I wanted to write a book about Ancient Hawai’i. I had climbed and walked the mountains of Maui and some of the windward side of Molokai. And there I heard the echoes of the ghosts of a huge ancient population that was unlucky enough to have lived isolated from common germs and American nineteenth century commercial culture for a long enough time to find themselves ripe for destruction. It wasn’t a perfect life. There were wars. There was an elite that sometimes oppressed the common folk. People had to work hard to supply communities with food, and shortages were not uncommon. But they were a bold bunch. Experts at things like celestial navigation and irrigated agriculture. They used nature to produce fish in ways unequalled to this day.

That ended when sailors supplied guns to Kamehameha and he was finally able to defeat the people of Maui, Molokai and Oahu and form a kingdom. It also ended when the idols were burned and the Christian Missionaries organized the survivors of the diseases and taught them to be servants just as they did American Indians and Australian Aborigines. Then the white advisors divvied up the land into sugar plantations and later, pineapple and imported foreign labor because they believed the Hawaiians, some of the most hard working people on earth, to be lazy.

Today the population of Maui is about ten percent Hawai’ian. The culture is divided. People of the original race that occupied everything from South America to Australia and from Hawai’i to the South tip of New Zealand try hard to retain some pride in their cultures. The voyaging canoes that began with Hokule’a are now eight or nine in number spreading through the Pacific. The old vaudeville type songs I grew up thinking were Hawai’ian music have been replaced by slack key innovations and a renaissance in Hawai’ian composition. Hula, as a mystical communication and a way to transfer the ancient culture has returned after being banned by the up-tight missionary advisors to the royals.

The majority cultures that make up the ninety percent have their own version of Hawai’ian Culture. There is a web site the person designing the cover for my novel referred me to. It’s called Shutterstock and it has thousands of images used by graphics designers for everything from t-shirts to greeting cards. Shutterstock fulfills a legitimate need. It provides people with a simple way of avoiding litigation over image copyright and it is easy to use. But it is also a weather vane for culture change. While foraging through about a hundred pages of images I found one of Haleakala Crater and more than a hundred of Hawai’ian pizza. There are dozens of ugly tiki images with alcohol jokes and not one Hawai’ian outrigger canoe. There is a woman wearing coconut shells for a bra identified as a Hawai’ian Hula dancer. And most of the people portrayed by far are white.

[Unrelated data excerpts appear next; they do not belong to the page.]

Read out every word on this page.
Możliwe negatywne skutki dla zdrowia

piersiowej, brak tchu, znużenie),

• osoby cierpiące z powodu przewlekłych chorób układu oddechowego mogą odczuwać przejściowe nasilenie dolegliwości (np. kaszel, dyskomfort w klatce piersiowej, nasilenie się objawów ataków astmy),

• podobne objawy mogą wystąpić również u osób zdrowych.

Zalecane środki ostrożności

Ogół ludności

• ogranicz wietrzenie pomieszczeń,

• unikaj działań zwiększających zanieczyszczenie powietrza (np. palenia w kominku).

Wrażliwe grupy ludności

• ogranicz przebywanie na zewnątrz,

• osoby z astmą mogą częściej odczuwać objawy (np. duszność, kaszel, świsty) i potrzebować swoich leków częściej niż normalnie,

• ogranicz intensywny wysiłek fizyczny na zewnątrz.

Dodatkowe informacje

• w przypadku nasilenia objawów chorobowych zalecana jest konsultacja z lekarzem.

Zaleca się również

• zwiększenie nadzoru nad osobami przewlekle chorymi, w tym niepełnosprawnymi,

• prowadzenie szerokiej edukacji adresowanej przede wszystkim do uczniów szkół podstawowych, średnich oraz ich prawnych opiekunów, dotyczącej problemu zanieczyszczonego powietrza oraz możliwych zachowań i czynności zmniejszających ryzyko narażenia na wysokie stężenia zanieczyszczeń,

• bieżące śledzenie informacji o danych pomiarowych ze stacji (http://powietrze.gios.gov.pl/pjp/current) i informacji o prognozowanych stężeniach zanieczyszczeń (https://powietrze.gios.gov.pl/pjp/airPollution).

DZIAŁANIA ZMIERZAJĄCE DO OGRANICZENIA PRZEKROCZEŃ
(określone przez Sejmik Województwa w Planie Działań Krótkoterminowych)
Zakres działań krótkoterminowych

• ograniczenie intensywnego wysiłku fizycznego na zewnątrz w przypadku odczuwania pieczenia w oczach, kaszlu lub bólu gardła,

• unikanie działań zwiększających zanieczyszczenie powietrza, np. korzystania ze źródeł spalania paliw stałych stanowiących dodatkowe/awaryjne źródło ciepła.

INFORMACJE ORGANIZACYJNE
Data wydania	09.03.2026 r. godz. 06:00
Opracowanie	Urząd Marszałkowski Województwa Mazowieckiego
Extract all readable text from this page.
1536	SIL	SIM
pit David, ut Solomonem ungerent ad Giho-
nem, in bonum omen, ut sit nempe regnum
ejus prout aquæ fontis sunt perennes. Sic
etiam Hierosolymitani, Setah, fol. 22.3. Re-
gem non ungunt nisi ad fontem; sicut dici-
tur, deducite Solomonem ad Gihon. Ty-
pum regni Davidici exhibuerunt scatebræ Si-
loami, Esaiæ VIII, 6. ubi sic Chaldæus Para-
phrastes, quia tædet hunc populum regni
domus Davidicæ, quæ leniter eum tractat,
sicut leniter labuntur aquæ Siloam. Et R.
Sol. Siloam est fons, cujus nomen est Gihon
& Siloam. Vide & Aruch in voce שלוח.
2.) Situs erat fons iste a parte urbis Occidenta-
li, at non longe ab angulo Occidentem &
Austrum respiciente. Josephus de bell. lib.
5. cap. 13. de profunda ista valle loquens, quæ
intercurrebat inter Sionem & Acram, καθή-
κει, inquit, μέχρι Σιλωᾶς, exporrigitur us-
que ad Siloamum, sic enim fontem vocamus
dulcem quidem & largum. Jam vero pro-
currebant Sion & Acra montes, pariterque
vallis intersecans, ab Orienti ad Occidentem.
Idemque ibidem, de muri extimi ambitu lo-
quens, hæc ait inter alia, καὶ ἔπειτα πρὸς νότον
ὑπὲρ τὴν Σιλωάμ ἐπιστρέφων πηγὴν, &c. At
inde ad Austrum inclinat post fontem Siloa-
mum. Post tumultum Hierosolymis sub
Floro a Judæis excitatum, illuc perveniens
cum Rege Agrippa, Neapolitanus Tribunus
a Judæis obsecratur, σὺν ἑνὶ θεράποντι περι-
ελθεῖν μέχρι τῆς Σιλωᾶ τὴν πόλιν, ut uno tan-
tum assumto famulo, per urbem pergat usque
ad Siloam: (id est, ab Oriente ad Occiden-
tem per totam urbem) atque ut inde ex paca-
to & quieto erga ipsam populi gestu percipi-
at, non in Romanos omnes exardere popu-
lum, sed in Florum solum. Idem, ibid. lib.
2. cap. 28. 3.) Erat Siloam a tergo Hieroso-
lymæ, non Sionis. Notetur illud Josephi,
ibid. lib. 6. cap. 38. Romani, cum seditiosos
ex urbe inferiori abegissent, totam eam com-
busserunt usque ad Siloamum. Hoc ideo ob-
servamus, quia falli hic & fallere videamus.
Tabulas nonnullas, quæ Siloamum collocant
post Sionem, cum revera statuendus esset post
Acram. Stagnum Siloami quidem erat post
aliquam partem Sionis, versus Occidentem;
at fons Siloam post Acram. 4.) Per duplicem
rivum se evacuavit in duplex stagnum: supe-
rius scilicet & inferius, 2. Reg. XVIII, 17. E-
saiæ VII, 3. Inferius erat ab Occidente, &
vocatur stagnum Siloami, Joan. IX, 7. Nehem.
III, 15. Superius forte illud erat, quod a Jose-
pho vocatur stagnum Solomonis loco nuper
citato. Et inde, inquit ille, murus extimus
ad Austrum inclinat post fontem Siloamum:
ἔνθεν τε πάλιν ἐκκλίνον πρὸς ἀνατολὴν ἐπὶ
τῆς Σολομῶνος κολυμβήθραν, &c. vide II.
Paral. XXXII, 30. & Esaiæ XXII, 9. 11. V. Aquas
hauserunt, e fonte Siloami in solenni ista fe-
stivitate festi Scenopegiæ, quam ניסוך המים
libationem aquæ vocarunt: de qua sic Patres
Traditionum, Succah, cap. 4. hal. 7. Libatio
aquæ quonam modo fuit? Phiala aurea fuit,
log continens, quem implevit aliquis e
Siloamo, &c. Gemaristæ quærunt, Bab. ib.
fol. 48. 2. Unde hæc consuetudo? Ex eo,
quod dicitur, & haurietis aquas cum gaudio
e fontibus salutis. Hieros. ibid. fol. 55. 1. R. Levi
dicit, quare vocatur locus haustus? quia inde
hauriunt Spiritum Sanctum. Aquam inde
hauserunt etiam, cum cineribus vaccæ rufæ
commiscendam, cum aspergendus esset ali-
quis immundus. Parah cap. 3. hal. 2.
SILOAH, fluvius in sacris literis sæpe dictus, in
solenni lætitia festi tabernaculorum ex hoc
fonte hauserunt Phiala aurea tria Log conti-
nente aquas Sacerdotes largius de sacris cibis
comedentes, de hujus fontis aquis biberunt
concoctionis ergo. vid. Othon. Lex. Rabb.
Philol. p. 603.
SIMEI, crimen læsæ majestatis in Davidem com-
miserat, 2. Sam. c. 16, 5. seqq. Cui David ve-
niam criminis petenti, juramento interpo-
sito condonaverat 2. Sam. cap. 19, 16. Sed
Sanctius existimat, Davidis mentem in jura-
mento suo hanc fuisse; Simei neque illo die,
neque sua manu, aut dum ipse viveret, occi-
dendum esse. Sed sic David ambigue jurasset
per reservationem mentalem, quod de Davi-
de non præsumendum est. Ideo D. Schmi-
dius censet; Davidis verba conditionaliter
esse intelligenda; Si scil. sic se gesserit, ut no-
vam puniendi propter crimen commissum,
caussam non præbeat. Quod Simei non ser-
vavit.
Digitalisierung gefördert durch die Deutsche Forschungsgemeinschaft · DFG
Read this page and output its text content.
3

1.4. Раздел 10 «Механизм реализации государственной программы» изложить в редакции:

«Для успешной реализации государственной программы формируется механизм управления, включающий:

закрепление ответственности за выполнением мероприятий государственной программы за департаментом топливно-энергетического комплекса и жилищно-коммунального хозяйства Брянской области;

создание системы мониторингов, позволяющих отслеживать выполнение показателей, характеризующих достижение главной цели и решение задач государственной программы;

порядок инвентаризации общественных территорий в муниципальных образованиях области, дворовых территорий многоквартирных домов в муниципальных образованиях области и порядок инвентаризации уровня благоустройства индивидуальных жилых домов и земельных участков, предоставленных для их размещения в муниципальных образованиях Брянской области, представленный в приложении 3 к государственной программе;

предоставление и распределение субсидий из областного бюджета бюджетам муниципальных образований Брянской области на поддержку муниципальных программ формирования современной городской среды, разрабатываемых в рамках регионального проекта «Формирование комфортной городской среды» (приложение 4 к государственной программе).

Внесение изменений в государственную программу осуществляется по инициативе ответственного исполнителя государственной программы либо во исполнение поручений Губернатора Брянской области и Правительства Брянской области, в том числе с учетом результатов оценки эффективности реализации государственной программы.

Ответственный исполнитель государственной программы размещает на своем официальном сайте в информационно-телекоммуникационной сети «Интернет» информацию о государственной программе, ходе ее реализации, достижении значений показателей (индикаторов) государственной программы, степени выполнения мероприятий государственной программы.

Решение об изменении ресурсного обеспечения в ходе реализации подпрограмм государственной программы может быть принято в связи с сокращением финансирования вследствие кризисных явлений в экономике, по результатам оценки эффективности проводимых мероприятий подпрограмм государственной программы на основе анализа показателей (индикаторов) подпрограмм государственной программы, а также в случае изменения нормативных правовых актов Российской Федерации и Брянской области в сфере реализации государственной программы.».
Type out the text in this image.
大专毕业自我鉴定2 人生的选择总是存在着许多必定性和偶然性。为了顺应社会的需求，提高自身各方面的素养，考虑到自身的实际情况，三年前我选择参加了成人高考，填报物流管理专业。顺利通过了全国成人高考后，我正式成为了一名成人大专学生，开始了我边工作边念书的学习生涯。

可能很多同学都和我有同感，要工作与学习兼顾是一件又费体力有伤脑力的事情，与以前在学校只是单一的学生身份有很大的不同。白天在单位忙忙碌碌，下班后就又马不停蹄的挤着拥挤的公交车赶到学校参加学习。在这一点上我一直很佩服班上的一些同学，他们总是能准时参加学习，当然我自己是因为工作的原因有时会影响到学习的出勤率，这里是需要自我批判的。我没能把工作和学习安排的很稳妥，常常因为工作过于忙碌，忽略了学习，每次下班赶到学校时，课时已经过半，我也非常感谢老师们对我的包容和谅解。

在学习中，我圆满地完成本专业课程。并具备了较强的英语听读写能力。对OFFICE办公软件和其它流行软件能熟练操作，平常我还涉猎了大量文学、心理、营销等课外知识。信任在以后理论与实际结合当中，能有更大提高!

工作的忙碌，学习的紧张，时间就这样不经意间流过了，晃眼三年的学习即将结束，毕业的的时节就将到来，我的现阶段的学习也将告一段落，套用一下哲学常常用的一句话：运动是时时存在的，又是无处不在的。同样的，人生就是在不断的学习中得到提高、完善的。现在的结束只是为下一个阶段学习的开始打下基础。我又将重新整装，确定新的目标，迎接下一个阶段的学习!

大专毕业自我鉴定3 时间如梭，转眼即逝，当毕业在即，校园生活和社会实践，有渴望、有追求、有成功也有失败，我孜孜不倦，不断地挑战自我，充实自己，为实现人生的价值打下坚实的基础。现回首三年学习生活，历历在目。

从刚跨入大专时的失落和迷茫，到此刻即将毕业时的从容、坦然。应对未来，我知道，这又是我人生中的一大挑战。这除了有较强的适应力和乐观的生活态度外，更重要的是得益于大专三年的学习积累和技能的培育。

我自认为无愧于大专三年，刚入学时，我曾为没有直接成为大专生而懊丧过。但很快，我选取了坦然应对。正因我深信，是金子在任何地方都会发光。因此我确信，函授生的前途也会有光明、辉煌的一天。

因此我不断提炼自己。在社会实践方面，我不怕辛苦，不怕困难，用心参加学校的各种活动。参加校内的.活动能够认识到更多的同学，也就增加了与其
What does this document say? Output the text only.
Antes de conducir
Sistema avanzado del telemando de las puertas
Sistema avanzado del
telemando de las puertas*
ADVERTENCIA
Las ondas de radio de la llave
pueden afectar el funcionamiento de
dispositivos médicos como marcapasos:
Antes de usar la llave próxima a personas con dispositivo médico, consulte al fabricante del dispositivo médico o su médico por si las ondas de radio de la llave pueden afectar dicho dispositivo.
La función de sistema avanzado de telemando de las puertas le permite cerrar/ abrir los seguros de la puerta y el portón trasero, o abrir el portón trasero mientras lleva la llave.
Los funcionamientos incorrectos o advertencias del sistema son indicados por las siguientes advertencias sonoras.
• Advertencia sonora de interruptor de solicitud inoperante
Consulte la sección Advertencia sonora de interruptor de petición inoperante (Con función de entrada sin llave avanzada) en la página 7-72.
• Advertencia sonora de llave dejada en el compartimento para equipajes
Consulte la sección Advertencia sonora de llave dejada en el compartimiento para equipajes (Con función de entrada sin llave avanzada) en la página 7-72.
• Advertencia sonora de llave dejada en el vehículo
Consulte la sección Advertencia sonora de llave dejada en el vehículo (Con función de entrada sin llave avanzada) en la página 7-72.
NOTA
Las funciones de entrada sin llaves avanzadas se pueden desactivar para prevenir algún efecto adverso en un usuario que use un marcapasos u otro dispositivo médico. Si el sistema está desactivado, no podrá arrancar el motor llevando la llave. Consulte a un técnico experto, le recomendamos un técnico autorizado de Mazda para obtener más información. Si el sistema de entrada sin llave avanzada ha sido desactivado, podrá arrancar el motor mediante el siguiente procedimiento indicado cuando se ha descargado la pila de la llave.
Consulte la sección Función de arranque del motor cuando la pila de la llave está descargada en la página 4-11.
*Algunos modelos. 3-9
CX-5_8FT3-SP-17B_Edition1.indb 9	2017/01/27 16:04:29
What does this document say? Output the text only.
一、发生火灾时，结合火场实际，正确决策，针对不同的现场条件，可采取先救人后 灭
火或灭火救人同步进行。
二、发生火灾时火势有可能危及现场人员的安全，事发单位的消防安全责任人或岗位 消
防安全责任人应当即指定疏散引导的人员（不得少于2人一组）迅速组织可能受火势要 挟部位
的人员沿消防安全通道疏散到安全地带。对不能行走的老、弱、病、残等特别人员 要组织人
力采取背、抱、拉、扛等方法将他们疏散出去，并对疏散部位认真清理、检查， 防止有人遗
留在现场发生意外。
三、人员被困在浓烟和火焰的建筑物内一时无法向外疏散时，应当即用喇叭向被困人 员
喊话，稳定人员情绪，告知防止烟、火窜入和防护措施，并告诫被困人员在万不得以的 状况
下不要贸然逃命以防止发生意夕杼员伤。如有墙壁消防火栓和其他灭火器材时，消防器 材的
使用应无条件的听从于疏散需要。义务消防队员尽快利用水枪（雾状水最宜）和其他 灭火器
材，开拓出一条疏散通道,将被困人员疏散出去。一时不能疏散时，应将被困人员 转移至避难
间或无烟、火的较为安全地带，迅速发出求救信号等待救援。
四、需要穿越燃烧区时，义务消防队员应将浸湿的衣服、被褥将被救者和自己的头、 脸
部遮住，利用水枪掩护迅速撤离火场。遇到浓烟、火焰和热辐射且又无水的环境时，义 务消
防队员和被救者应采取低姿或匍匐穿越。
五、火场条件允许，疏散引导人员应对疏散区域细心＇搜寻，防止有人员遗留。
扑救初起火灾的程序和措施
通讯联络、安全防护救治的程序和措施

I recognize this for what it is, a rant. It will not, nor should it stop anyone from going to Hawai’i and enjoying what passes for Hawai’ian culture in the tourist trade. But please, when you get a chance, stop and talk to the guys rubbing down the canoe at Honaunau on the Big Island. Get a Hawaiian guide to take you to Waipio and listen to the song of the waterfalls. Take the drive to Hana on Maui and jump into the pools at Kipahulu. Tourist guides called them sacred. Sacred for individual sites is really a foreign concept to Hawaiians who believe the earth is sacred. All of it. Oh, and read my novel Kolea when it comes out.  Thanks for reading this and Aloha.